Dinner finished and the Imam, whom I’ve heard nothing but wonderful things about, got up and spoke briefly and as expected delivered a very exquisite message. While he was speaking, men were carrying a tray from table to table handing out the most tantalizing dessert I had ever tasted in my life (I have no idea what it was beyond scrumptious). When the Imam finished speaking, I thought it would be time to go, but unbeknownst to me while I was listening to him speak, they (the unseen individuals) were placing yet another round of food on the tables behind us. It was when Amira tapped me on the arm, looking past me at the tables filled with food and signing to me that she was hungry, which I could hardly believe after seeing what she had already eaten, I turned around to find the tables filled with the most colorful display of fruit I had ever seen.

We got in line to fill yet another plate of morsels for her. She decided on watermelon and an orange slice. You could literally see the delight in her eyes as she slowly placed each piece in her mouth and let it roll around in there capturing all of the sweetness fruit has to offer.

Once finished, we graciously thanked our host, Sharif, for such a memorable evening, to which of course he has no idea how memorable of an evening it was for me.

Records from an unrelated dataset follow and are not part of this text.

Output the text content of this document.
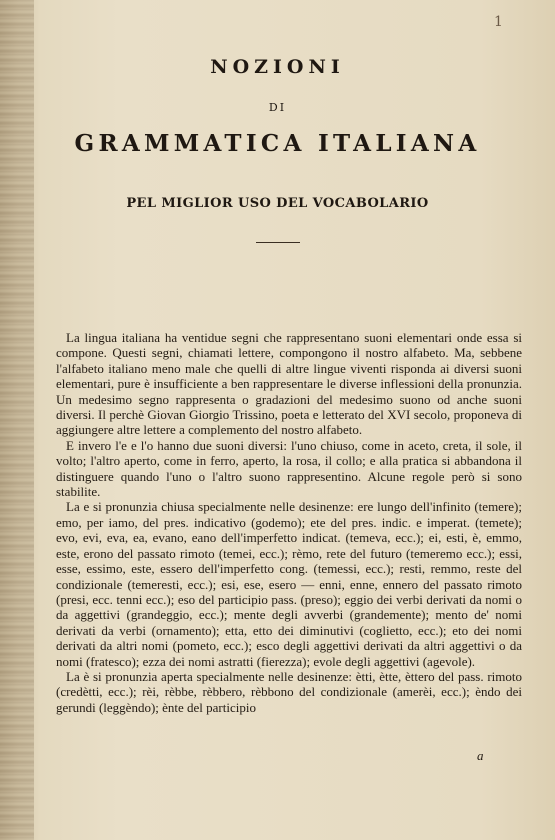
1
NOZIONI
DI
GRAMMATICA ITALIANA
PEL MIGLIOR USO DEL VOCABOLARIO

La lingua italiana ha ventidue segni che rappresentano suoni elementari onde essa si compone. Questi segni, chiamati lettere, compongono il nostro alfabeto. Ma, sebbene l'alfabeto italiano meno male che quelli di altre lingue viventi risponda ai diversi suoni elementari, pure è insufficiente a ben rappresentare le diverse inflessioni della pronunzia. Un medesimo segno rappresenta o gradazioni del medesimo suono od anche suoni diversi. Il perchè Giovan Giorgio Trissino, poeta e letterato del XVI secolo, proponeva di aggiungere altre lettere a complemento del nostro alfabeto.

E invero l'e e l'o hanno due suoni diversi: l'uno chiuso, come in aceto, creta, il sole, il volto; l'altro aperto, come in ferro, aperto, la rosa, il collo; e alla pratica si abbandona il distinguere quando l'uno o l'altro suono rappresentino. Alcune regole però si sono stabilite.

La e si pronunzia chiusa specialmente nelle desinenze: ere lungo dell'infinito (temere); emo, per iamo, del pres. indicativo (godemo); ete del pres. indic. e imperat. (temete); evo, evi, eva, ea, evano, eano dell'imperfetto indicat. (temeva, ecc.); ei, esti, è, emmo, este, erono del passato rimoto (temei, ecc.); rèmo, rete del futuro (temeremo ecc.); essi, esse, essimo, este, essero dell'imperfetto cong. (temessi, ecc.); resti, remmo, reste del condizionale (temeresti, ecc.); esi, ese, esero — enni, enne, ennero del passato rimoto (presi, ecc. tenni ecc.); eso del participio pass. (preso); eggio dei verbi derivati da nomi o da aggettivi (grandeggio, ecc.); mente degli avverbi (grandemente); mento de' nomi derivati da verbi (ornamento); etta, etto dei diminutivi (coglietto, ecc.); eto dei nomi derivati da altri nomi (pometo, ecc.); esco degli aggettivi derivati da altri aggettivi o da nomi (fratesco); ezza dei nomi astratti (fierezza); evole degli aggettivi (agevole).

La è si pronunzia aperta specialmente nelle desinenze: ètti, ètte, èttero del pass. rimoto (credètti, ecc.); rèi, rèbbe, rèbbero, rèbbono del condizionale (amerèi, ecc.); èndo dei gerundi (leggèndo); ènte del participio

a
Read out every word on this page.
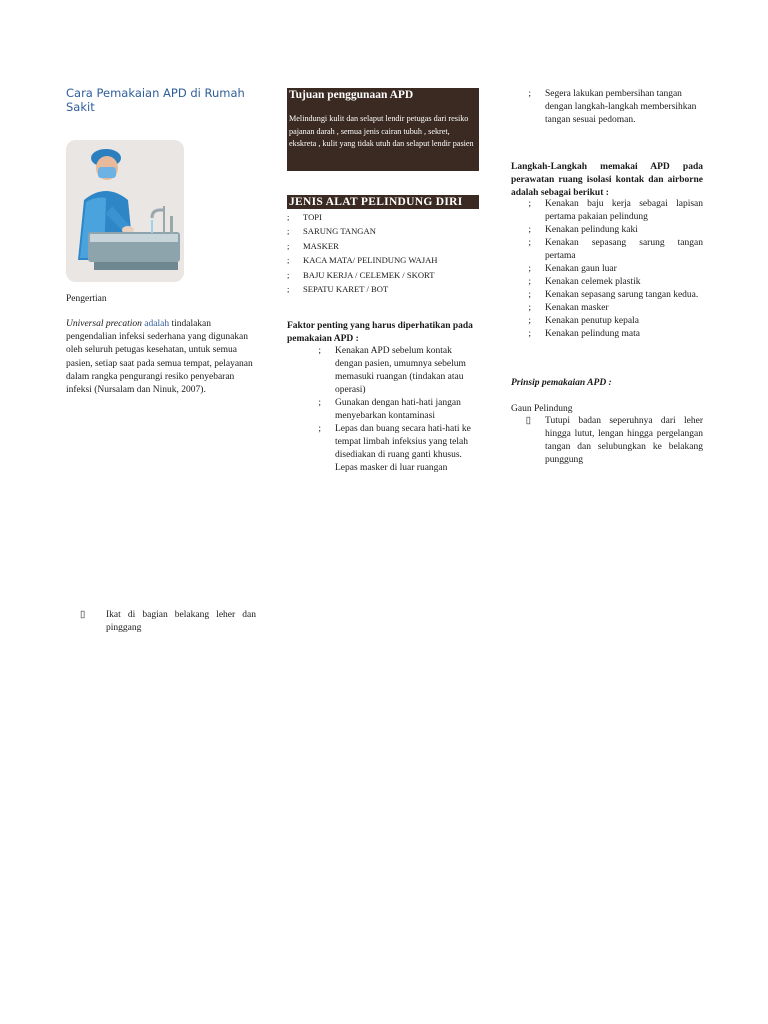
Cara Pemakaian APD di Rumah Sakit
Pengertian
Universal precation adalah tindalakan pengendalian infeksi sederhana yang digunakan oleh seluruh petugas kesehatan, untuk semua pasien, setiap saat pada semua tempat, pelayanan dalam rangka pengurangi resiko penyebaran infeksi (Nursalam dan Ninuk, 2007).
▯	Ikat di bagian belakang leher dan pinggang
Tujuan penggunaan APD
Melindungi kulit dan selaput lendir petugas dari resiko pajanan darah , semua jenis cairan tubuh , sekret, ekskreta , kulit yang tidak utuh dan selaput lendir pasien
JENIS ALAT PELINDUNG DIRI
;	TOPI
;	SARUNG TANGAN
;	MASKER
;	KACA MATA/ PELINDUNG WAJAH
;	BAJU KERJA / CELEMEK / SKORT
;	SEPATU KARET / BOT
Faktor penting yang harus diperhatikan pada pemakaian APD :
;	Kenakan APD sebelum kontak dengan pasien, umumnya sebelum memasuki ruangan (tindakan atau operasi)
;	Gunakan dengan hati-hati jangan menyebarkan kontaminasi
;	Lepas dan buang secara hati-hati ke tempat limbah infeksius yang telah disediakan di ruang ganti khusus. Lepas masker di luar ruangan
;	Segera lakukan pembersihan tangan dengan langkah-langkah membersihkan tangan sesuai pedoman.
Langkah-Langkah memakai APD pada perawatan ruang isolasi kontak dan airborne adalah sebagai berikut :
;	Kenakan baju kerja sebagai lapisan pertama pakaian pelindung
;	Kenakan pelindung kaki
;	Kenakan sepasang sarung tangan pertama
;	Kenakan gaun luar
;	Kenakan celemek plastik
;	Kenakan sepasang sarung tangan kedua.
;	Kenakan masker
;	Kenakan penutup kepala
;	Kenakan pelindung mata
Prinsip pemakaian APD :
Gaun Pelindung
▯	Tutupi badan seperuhnya dari leher hingga lutut, lengan hingga pergelangan tangan dan selubungkan ke belakang punggung
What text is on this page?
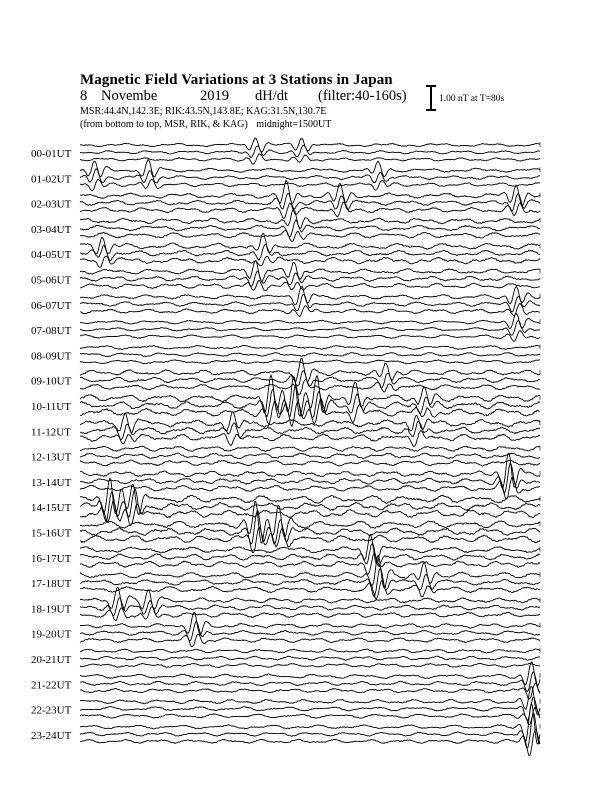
Magnetic Field Variations at 3 Stations in Japan
8 Novembe	2019 dH/dt (filter:40-160s)
MSR:44.4N,142.3E; RIK:43.5N,143.8E; KAG:31.5N,130.7E
(from bottom to top, MSR, RIK, & KAG) midnight=1500UT
1.00 nT at T=80s
00-01UT
01-02UT
02-03UT
03-04UT
04-05UT
05-06UT
06-07UT
07-08UT
08-09UT
09-10UT
10-11UT
11-12UT
12-13UT
13-14UT
14-15UT
15-16UT
16-17UT
17-18UT
18-19UT
19-20UT
20-21UT
21-22UT
22-23UT
23-24UT
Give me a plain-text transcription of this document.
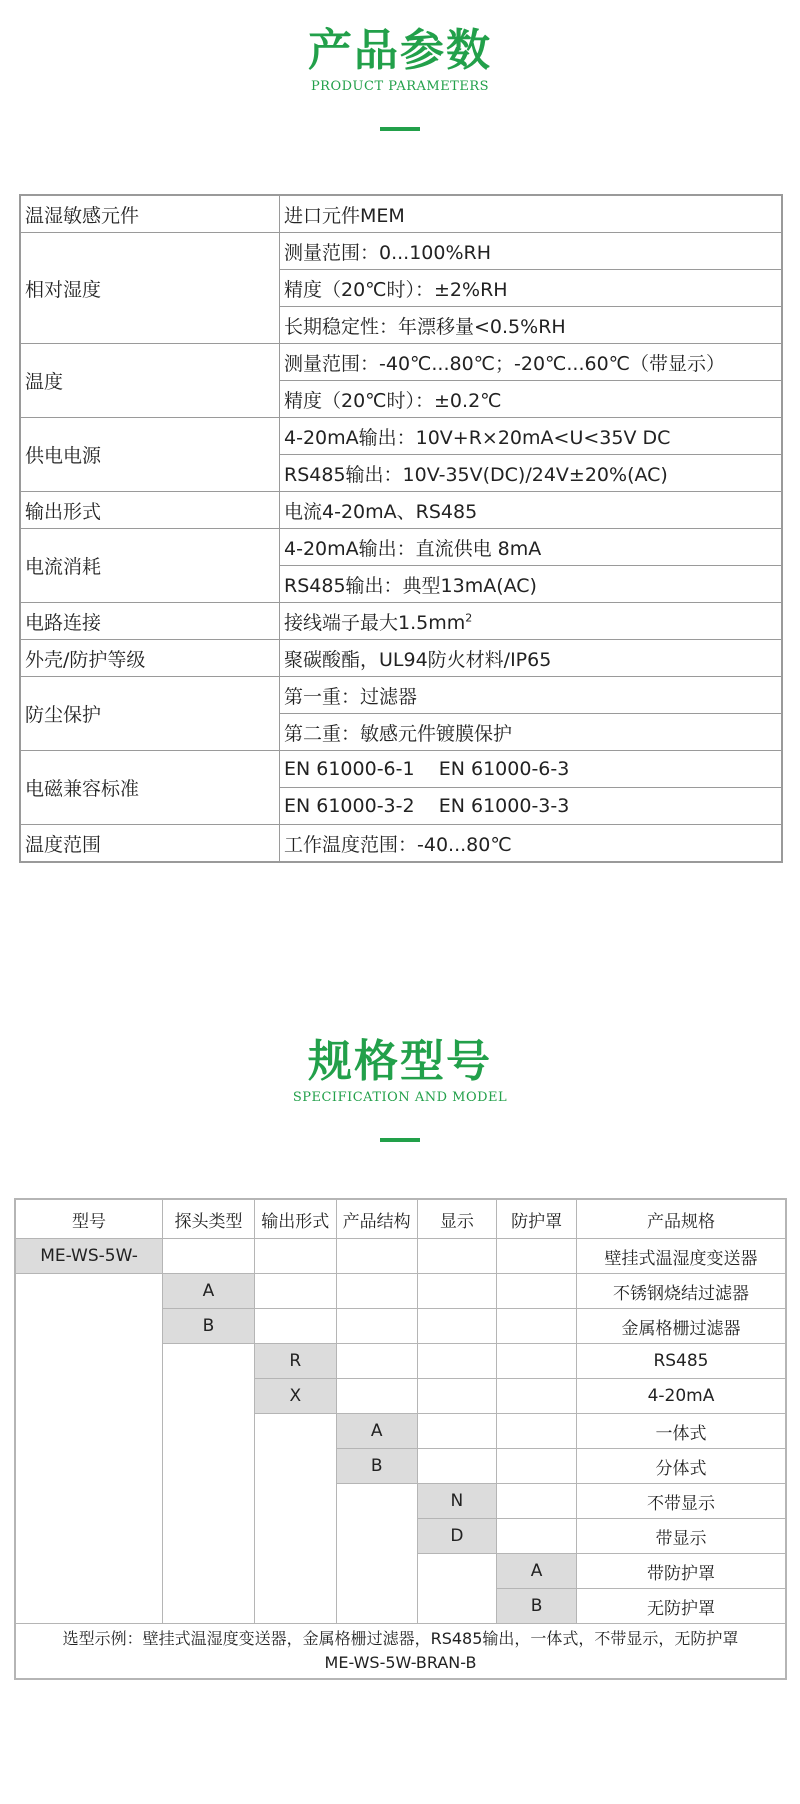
产品参数
PRODUCT PARAMETERS
温湿敏感元件	进口元件MEM
相对湿度	测量范围：0...100%RH
	精度（20℃时）：±2%RH
	长期稳定性：年漂移量<0.5%RH
温度	测量范围：-40℃...80℃；-20℃...60℃（带显示）
	精度（20℃时）：±0.2℃
供电电源	4-20mA输出：10V+R×20mA<U<35V DC
	RS485输出：10V-35V(DC)/24V±20%(AC)
输出形式	电流4-20mA、RS485
电流消耗	4-20mA输出：直流供电 8mA
	RS485输出：典型13mA(AC)
电路连接	接线端子最大$1.5mm^2$
外壳/防护等级	聚碳酸酯，UL94防火材料/IP65
防尘保护	第一重：过滤器
	第二重：敏感元件镀膜保护
电磁兼容标准	EN 61000-6-1    EN 61000-6-3
	EN 61000-3-2    EN 61000-3-3
温度范围	工作温度范围：-40...80℃
规格型号
SPECIFICATION AND MODEL
型号	探头类型	输出形式	产品结构	显示	防护罩	产品规格
ME-WS-5W-						壁挂式温湿度变送器
	A					不锈钢烧结过滤器
	B					金属格栅过滤器
		R				RS485
		X				4-20mA
			A			一体式
			B			分体式
				N		不带显示
				D		带显示
					A	带防护罩
					B	无防护罩

选型示例：壁挂式温湿度变送器，金属格栅过滤器，RS485输出，一体式，不带显示，无防护罩
ME-WS-5W-BRAN-B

Before falling asleep, I recapped the days events and could only thank God with teared filled eyes for such a wonderful day, for the blessings He bestowed upon us, for the health and wellness of my family and friends, and for the continual love He bestows upon Amira and I on a daily basis.

I just love the little boy - he's so serious.

Mark (Neighbor) behind woman in front.


Happymoi said...

What an amazing day you had!
I'm so glad you were all for the experience at the Jewish Bazaar and for joining the community in their Iftar. I was so happy to read all what you had to say! Really what an amazing day! Ah! I miss my Ramadans in Vancouver! Good old days -what else can i say!!

Anglo-Libyan said...

salam ibeebarbie
very enjoyable post, I liked reading about the wonderful day you and Amira had and MashaAllah that she has a good appetite and eats well, I wish I could say the same about my kids :o)

dusk till dawn said...

salam ibee
it was realy a very enjobale post so see u involve wt all those functions its music into the makes u so respected and wise to know all about differnt believes.iam sure u both where the stars of the exciting to see Amira got a healthy Appetite for home cooking food.

ibeebarbie said...

Salam Happymoi,
Indeed it was an amazing day. One I'll remember forever,inshallah.

Salam Anglo-Libyan,
Thank you!

Salam Dusk Till Dawn,
You make me blush. I'm happy too that Amira loves healthy foods, alhamdullilah.

Maya said...

MashaAllah I enjoyed with your post and my Dad read it too
I'm Glad that Amira eatss well and she got an appetite mashaAllah
I was deligthful to read it all specially about the Jewish Bazaar

Fe aman Allah

ibeebarbie said...

Salam Maya,
Thank you. We did have a great time. They also had a book sale at the bazaar and I wanted to gather up several books on Judaism but there was so many I just couldn't make up my mind. So ended up not getting anything, but one day inshallah. My regards to your dadi and family.